Baci à Luang Prabang

Quelques jours après notre arrivée à Luang Prabang, les voisins de Bounmy nous ont convié à un Baci.

Ne croyez pas que je passe du coq à l’âne sans raison. En effet, certains d’entre vous pourront penser « Le dernier article portait sur le métro de Singapour, et voilà qu’il nous parle du Laos alors qu’ils furent au Laos avant d’être à Singapour. Ce n’est pas logique. »

En fait, à peine revenu du Laos, j’ai filé à Singapore. Pour moi, le choc fut saisissant. Passé d’un des pays les plus pauvres de la planète, à un des plus riche, de la nonchalance laotienne à l’hyperactivité moderne, du confort sommaire au tout-climatisé, des petits marchés locaux aux centres commerciaux aseptisés. Alors, je me suis dit que le meilleur moyen de vous faire saisir le contraste était d’alterner les articles sur le Laos et sur Singapour. Donc, foin de l’ordre chronologique ! Place au choc du temps qui ne s’écoule pas de la même façon dans les différents endroits du monde.

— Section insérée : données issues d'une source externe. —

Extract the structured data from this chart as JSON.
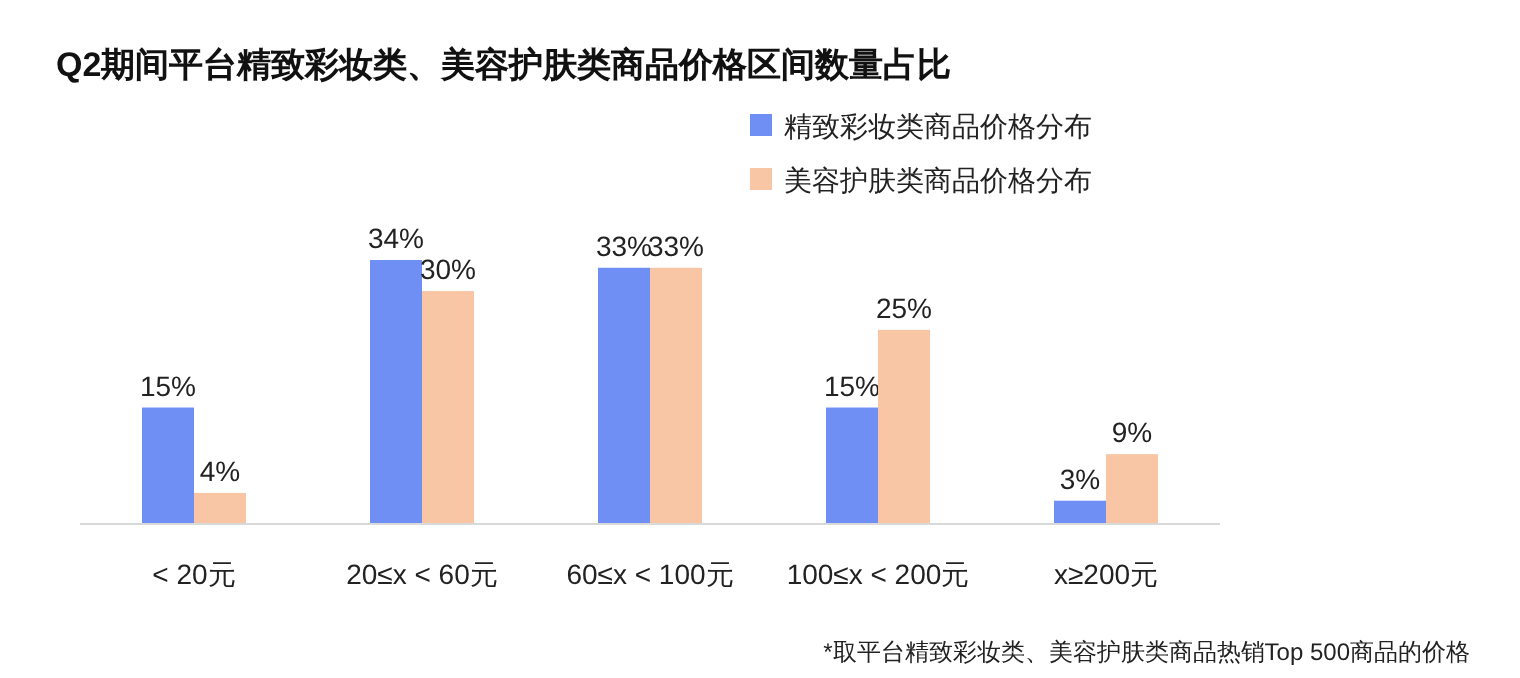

Un baci , vous savez déjà ce que c’est puisque nous en avions déjà écrit un auquel nous avions assistés : http://famille-ferry.fr/?p=2268

En quoi celui là différa-t-il ? pourquoi avait-il lieu ?
Et bien tout simplement pour la nouvelle année. Les bacis peuvent avoir lieu pour bénir une maison, attirer la faveurs des esprits sur quelqu’un, quelque chose. Ici, c’est pour porter chance pour la nouvelle année (je vous rappelle que nous étions à Luang Prabang pour le nouvel an bouddhiste).

Une religiosité étendue.
Point de bonze. La cérémonie est dirigée par un laïc, généralement un ancien bonze défroqué (mais comme ici tous les hommes on fait un tour à la pagode pendant plus ou moins longtemps, la condition de « défroqué » n’a pas le même signification qu’en occident).
Une des fonctions du baci est d’inviter les âmes des participants à regagner leur corps. Nous avons en effet 32 âmes, et certaines peuvent s’être égarées. Notamment lors d’un événement tragique, un accident de la route par exemple. Vous en avez été victime, et des semaines après vous continuez à y penser, vous en faites des cauchemars. Cela s’explique tout simplement parce qu’une de vos âmes est restée coincée là-bas sous le coup de l’émotion. Pour votre sérénité, il lui faut réintégrer votre corps. Le baci est fait pour cela (aussi).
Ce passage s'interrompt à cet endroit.